Hemodynamische medicijnen
Deze medicijnen worden gebruikt om het circulerende bloedvolume (BCC) aan te vullen, hebben een aanhoudend vluchtig effect en houden water vast in het vaatbed als gevolg van osmotische druk. Volumetrisch effect 100-140% (1000 ml van de geïnjecteerde oplossing vult de BCC aan met 1000-1400 ml), volumetrisch effect van drie uur tot twee dagen.
Er zijn 4 groepen:
albumine (5%, 10%, 20%)
preparaten op basis van gelatine (Gelatinol, Gelofusin)
dextranen (Polyglyukin, Reopoliglyukin)
hydroxyethylzetmelen (Stabizol, Hemohes, Refortan, Infukol, Voluven)
Crystalloids
Ze verschillen in hun elektrolytgehalte. Het volumetrische effect is 20-30% (1000 ml van de geïnjecteerde oplossing vult de BCC aan met 200-300 ml), het volumetrische effect is 20-30 minuten. De meest bekende kristalloïden zijn zoutoplossing, Ringer's oplossing, Ringer-Locke's oplossing, Trisol, Acesol, Chlosol, Ionosteril.
Bloedvervangers van ontgiftingsactie. Preparaten op basis van polyvinylpyralidon (Gemodez, Neohemodez, Periston, Neocompensan). Zuurstofdragers.

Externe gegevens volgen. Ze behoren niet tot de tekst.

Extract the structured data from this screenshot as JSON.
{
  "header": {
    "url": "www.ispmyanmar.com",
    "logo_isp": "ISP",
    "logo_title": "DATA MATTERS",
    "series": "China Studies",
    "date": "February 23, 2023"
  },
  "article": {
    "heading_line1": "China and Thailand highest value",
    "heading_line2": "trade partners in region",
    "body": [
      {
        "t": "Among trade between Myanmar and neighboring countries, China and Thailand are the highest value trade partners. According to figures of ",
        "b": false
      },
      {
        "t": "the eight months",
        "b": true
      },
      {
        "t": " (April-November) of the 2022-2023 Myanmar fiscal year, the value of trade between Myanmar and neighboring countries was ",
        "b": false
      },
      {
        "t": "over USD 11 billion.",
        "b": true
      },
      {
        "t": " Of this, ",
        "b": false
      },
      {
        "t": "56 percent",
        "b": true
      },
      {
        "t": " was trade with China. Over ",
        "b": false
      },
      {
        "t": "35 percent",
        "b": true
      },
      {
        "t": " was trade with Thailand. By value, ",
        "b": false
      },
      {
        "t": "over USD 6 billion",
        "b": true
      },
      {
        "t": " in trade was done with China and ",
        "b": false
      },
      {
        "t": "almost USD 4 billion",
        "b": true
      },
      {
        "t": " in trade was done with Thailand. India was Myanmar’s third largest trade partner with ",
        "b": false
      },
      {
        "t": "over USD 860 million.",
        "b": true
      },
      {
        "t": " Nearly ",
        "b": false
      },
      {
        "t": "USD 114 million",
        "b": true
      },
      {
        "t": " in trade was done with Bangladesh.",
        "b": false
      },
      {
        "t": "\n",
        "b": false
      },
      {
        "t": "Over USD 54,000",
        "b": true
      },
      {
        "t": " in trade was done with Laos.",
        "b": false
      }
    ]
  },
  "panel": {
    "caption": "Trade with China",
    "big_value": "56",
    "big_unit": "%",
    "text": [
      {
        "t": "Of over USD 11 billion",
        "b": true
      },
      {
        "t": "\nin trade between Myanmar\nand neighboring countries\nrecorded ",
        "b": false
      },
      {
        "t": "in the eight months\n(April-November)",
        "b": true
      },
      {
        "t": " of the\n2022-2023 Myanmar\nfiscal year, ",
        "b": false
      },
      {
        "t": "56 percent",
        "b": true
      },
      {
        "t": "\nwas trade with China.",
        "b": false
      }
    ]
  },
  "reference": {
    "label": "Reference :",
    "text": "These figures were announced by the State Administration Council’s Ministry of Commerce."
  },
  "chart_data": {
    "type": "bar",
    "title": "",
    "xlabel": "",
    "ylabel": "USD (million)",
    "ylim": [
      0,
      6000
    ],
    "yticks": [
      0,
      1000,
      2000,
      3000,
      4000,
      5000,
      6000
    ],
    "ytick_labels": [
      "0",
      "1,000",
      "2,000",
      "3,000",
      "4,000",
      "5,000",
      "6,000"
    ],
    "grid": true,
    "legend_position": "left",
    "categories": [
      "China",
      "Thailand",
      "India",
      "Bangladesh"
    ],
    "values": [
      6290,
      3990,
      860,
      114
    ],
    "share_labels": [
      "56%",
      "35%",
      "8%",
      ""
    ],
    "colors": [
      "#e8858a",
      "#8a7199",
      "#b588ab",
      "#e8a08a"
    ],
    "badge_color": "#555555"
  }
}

Complicaties van bloedtransfusie:
Weefsel-incompatibiliteitssyndroom
Het syndroom van weefsel-incompatibiliteit ontstaat wanneer het bloed van de donor en de ontvanger incompatibel is met een van de immuunsystemen als gevolg van de reactie van het lichaam van de ontvanger op het geïnjecteerde vreemde eiwit.
Homoloog bloedsyndroom Homoloog bloedsyndroom wordt gekenmerkt door een verminderde microcirculatie en transcapillair metabolisme als gevolg van een toename van de bloedviscositeit en blokkering van het capillaire bed door microaggregaten van bloedplaatjes en erytrocyten.
Massief bloedtransfusiesyndroom Massief bloedtransfusiesyndroom treedt op wanneer het volume van bloedtransfusies meer dan 50% van de BCC bedraagt.
Transmissiesyndroom Transmissiesyndroom wordt gekenmerkt door de overdracht van ziekteverwekkende factoren van donor op ontvanger.